Train songs are a staple of bluegrass and other forms of traditional American music. From John Henry to In the Pines, from Orange Blossom Special to Blue Railroad Train, you can seldom attend a bluegrass show without hearing at least one song dedicated to the mystery, power, and lonesomeness of trains. But what about an entire album consisting of nothing but train songs? That’s what The High 48s Bluegrass Band has attempted with its most recent recording, Great Northern Railroad.
The album isn’t simply a collection of “greatest hits” train songs. Instead, the Minnesota-based group has put together a selection of ten songs, both originals and some pulled from popular songwriters, which use trains as part of a larger theme. It’s a neat concept in which all of the songs somehow mention trains but also touch on most of the other popular bluegrass subjects – leaving, heartbreak, and hard work, among others.
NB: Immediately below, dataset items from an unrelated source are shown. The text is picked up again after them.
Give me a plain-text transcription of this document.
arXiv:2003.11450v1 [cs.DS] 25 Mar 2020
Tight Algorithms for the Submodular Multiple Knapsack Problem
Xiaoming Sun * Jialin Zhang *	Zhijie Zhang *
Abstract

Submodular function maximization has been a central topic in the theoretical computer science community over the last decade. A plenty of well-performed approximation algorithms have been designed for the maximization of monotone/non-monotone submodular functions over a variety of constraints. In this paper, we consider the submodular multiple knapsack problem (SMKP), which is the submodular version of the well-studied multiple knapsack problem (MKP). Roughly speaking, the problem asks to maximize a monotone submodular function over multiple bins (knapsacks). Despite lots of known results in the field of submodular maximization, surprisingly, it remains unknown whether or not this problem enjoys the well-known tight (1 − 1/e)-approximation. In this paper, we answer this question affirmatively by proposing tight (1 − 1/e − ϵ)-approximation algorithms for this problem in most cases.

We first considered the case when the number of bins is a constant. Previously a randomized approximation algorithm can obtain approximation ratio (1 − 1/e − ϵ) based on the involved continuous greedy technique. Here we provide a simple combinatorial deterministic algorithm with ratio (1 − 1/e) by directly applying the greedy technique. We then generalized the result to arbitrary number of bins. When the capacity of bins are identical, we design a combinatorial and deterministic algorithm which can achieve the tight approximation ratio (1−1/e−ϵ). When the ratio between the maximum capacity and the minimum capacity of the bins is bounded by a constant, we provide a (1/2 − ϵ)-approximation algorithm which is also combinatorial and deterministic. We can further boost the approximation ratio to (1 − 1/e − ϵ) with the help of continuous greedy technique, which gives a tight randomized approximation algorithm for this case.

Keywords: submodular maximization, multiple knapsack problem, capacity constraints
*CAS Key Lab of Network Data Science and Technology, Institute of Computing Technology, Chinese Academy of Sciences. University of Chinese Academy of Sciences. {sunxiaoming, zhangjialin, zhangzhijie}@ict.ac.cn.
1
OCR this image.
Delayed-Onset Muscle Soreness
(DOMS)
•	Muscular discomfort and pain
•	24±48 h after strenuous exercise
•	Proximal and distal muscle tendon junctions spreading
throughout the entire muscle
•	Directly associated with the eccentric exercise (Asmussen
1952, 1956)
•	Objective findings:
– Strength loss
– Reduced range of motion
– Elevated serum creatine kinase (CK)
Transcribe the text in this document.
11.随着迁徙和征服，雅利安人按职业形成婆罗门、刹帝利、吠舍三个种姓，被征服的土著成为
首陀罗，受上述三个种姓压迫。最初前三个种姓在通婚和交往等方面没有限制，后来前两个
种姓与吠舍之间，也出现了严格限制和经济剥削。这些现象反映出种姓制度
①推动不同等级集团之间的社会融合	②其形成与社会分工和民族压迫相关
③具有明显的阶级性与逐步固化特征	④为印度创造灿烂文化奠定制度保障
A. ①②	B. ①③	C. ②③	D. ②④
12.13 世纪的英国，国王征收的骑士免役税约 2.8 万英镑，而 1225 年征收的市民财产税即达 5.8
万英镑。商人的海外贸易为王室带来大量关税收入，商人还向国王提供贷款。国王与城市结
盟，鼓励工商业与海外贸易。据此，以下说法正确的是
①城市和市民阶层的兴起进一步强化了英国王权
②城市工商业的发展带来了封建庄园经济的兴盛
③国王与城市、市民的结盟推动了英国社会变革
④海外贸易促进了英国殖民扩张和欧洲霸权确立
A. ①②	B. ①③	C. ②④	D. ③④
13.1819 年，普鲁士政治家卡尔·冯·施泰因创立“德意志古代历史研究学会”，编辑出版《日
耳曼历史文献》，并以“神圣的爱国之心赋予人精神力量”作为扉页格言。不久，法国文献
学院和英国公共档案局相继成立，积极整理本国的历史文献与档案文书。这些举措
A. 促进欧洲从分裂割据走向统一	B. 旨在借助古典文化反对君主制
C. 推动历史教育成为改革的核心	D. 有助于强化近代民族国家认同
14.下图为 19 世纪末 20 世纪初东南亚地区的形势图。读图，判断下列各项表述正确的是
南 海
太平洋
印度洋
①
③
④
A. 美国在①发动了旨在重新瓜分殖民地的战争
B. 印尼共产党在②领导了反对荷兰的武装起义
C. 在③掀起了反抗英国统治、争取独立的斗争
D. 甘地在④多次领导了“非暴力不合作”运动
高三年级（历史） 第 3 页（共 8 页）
Banjo player Anthony Ihrig contributed two originals to the project. The first, the title track, opens the album with the tale of a man who spent his whole life working rough jobs on the railroad line, leaving him worn out and crippled, but holding out hope that his hard work has spared his children a similar future. The song, which was featured as part of the 2012 IBMA Songwriter’s Showcase, is a well-written ode to Ihrig’s grandfather with nice guitar work from Marty Marrone, who also provides lead vocals. Ihrig’s other original is the sassy, upbeat That Train Has Left the Station. It really has nothing to do with trains, but the title phrase is cleverly used as both a kiss-off to the singer’s ex and a nod to the album’s theme. A third band original, the excellent fiddle tune Indian Valley Line, comes from fiddler Eric Christopher.
One of the album’s best cuts is the driving cover of Smoke Along the Track, which is perhaps best known from Stonewall Jackson’s country version from the late 1950s and was more recently recorded by Joe Mullins & the Radio Ramblers. The amped-up instrumentation, strong rhythm, and Marrone’s confident vocals are reminiscent of Jimmy Martin. The traditional Two Trains Runnin’ should also be a highlight for fans of straightforward grass, with nice harmonies and guitar runs that call back to the early years of bluegrass, as should The Train Carrying Jimmie Rodgers Home.
Though The High 48s can confidently be called a traditional bluegrass band, they occasionally veer a little towards a newer sound. Marrone’s lead vocals fall somewhere between high lonesome and the folk-pop style of more progressive groups. Ihrig’s five-string playing does the same occasionally, on songs like Baltimore and Ohio, a peaceful, melodic tour through the singer’s life written by Becky Schlegel and Craig Market, and on the instrumental Indian Valley Line.
On Great Northern Railroad, the members of The High 48s Bluegrass Band prove themselves to be quite adept at traditional-style bluegrass. Marrone (guitar), Ihrig (banjo), Christopher (fiddle), Rich Casey (bass), and Chad Johnson (mandolin) are all talented musicians who offer both skilled solos and strong backing instrumentation. Christopher’s fiddling and Marrone’s guitar playing particularly stand out throughout the album.